How important or necessary is it for us to express our emotions following a collective trauma such as the 9/11 tragedy? If we choose to keep our thoughts to ourselves is it a sign of some potentially harmful repression or other pathology? Not according to a study to be published in the June edition of the Journal of Consulting and Clinical Psychology.
Mark Seery, Ph.D., an assistant professor of psychology at the University of Buffalo, investigated the effects of collective traumas such as school shootings or terrorist attacks. The main feature of the study was an investigation on the psychological and physical effects of exposure to a tragic event whilst not personally experiencing the direct loss of a friend or family member. Contrary to the popular notion that it is necessary for everyone exposed to such traumas to have an outlet for their thoughts and emotions, Seery found that people who prefer to keep their thoughts to themselves may be better off.
The study involved an online survey set up following the 9/11 terrorist attacks. Dr Seery, an expert in the psychology of stress, sent an email to more 2,000 men and women who were already involved in university research, just hours after the attack asking them to share their thoughts 'on the shocking events of today'. Only three-quarters chose to reply. The whole group were then regularly re-contacted over the next two years, requesting details of their health. Seery and his team then compared people who chose to express themselves with those who did not.
According to the assumption that it is necessary to express emotions after a traumatic event, it follows that those who do not should be more likely to experience negative mental and physical health symptoms over time. The research team found exactly the opposite. When the team moved on to examine only the results from people who did express their views they found those who expressed more were worse off than those who expressed less.
What Seery and his team effectively touch on is the fact that a one-size-fits-all approach to therapy is rarely effective. Seery feels his findings have important implications for expectations of how people should respond in the face of trauma affecting a community or even the nation. Following the tragic shootings at Virginia Tech University, Seery observed a number of therapists on the media promoting the importance of getting all the students to express their feelings.
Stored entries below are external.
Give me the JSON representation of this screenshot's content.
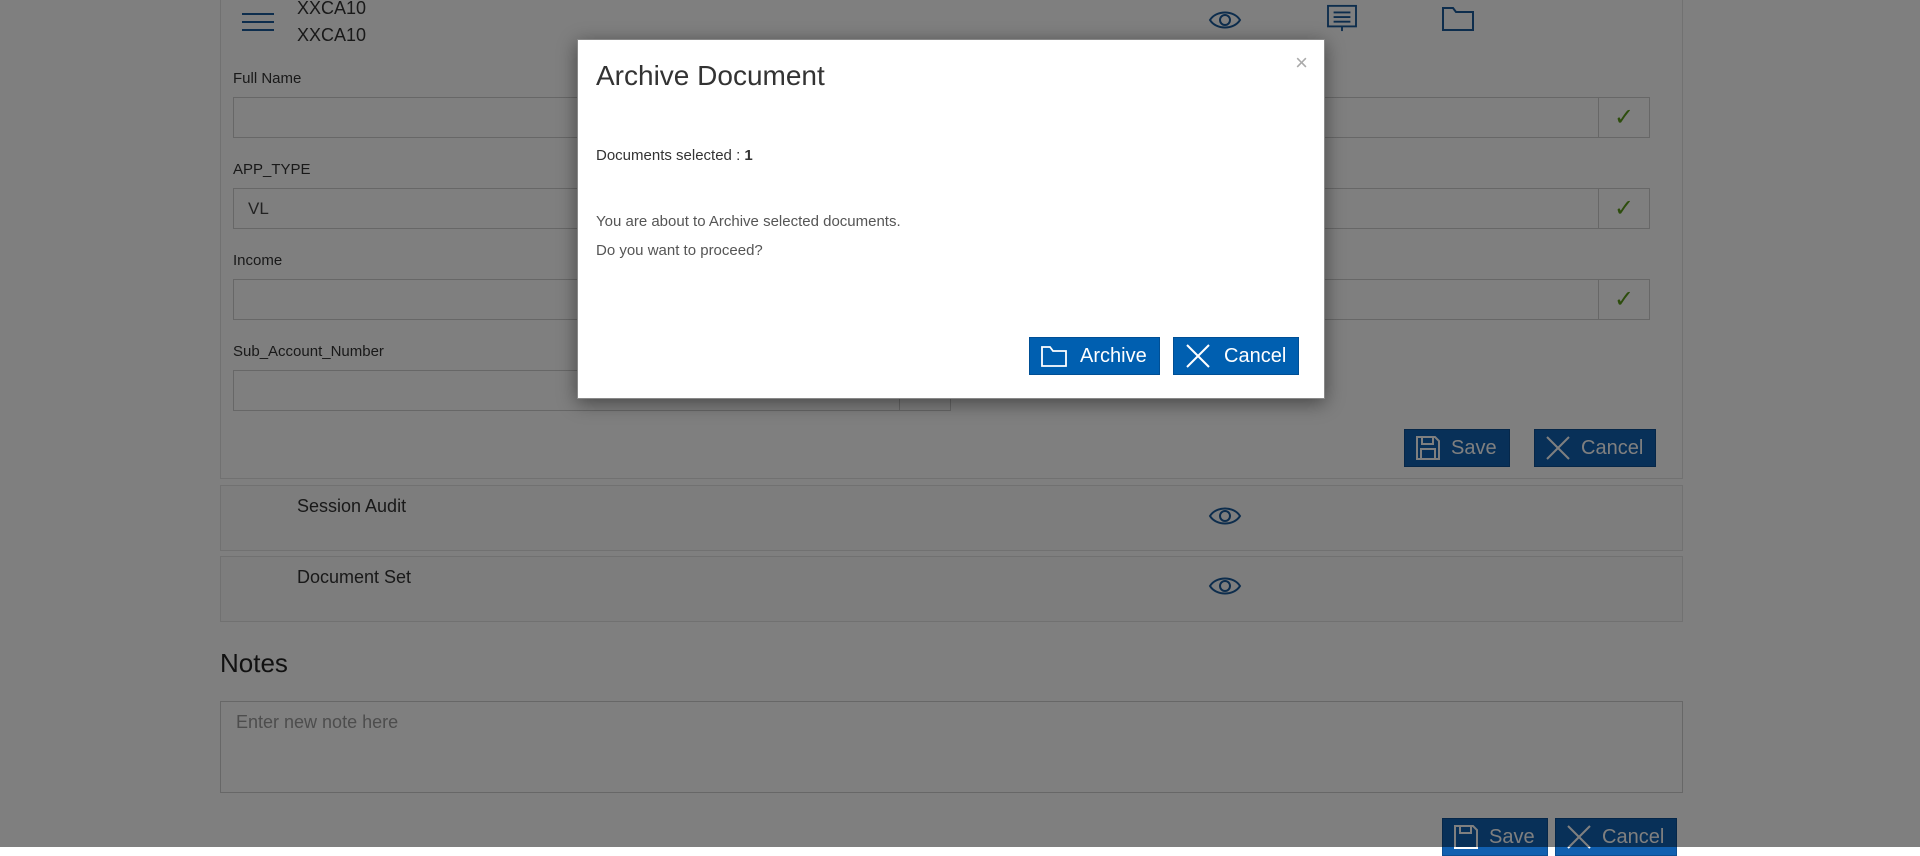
{
  "header": {
    "doc_code_1": "XXCA10",
    "doc_code_2": "XXCA10"
  },
  "fields": {
    "full_name": {
      "label": "Full Name",
      "value": ""
    },
    "app_type": {
      "label": "APP_TYPE",
      "value": "VL"
    },
    "income": {
      "label": "Income",
      "value": ""
    },
    "sub_account_number": {
      "label": "Sub_Account_Number",
      "value": ""
    }
  },
  "form_actions": {
    "save_label": "Save",
    "cancel_label": "Cancel"
  },
  "sections": {
    "session_audit": "Session Audit",
    "document_set": "Document Set"
  },
  "notes": {
    "title": "Notes",
    "placeholder": "Enter new note here"
  },
  "bottom_actions": {
    "save_label": "Save",
    "cancel_label": "Cancel"
  },
  "modal": {
    "title": "Archive Document",
    "close_glyph": "×",
    "selected_label": "Documents selected : ",
    "selected_count": "1",
    "message_line1": "You are about to Archive selected documents.",
    "message_line2": "Do you want to proceed?",
    "archive_label": "Archive",
    "cancel_label": "Cancel"
  },
  "icons": {
    "menu": "hamburger-icon",
    "view": "eye-icon",
    "display": "monitor-icon",
    "folder": "folder-icon",
    "check": "checkmark-icon",
    "save": "floppy-icon",
    "cancel": "close-icon"
  },
  "colors": {
    "accent": "#1160b0",
    "check": "#5a9a1a",
    "overlay": "rgba(0,0,0,0.5)"
  }
}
Seery pointed out that, "this perfectly exemplifies the assumption in popular culture, and even in clinical practice, that people need to talk in order to overcome a collective trauma."
Dr Seery states his results do not mean that it is bad for people to express their feelings so much as it is both normal and acceptable for people to choose not to. "It's important to remember that not everyone copes with events in the same way, and in the immediate aftermath of a collective trauma, it is perfectly healthy to not want to express one's thoughts and feelings," Seery states.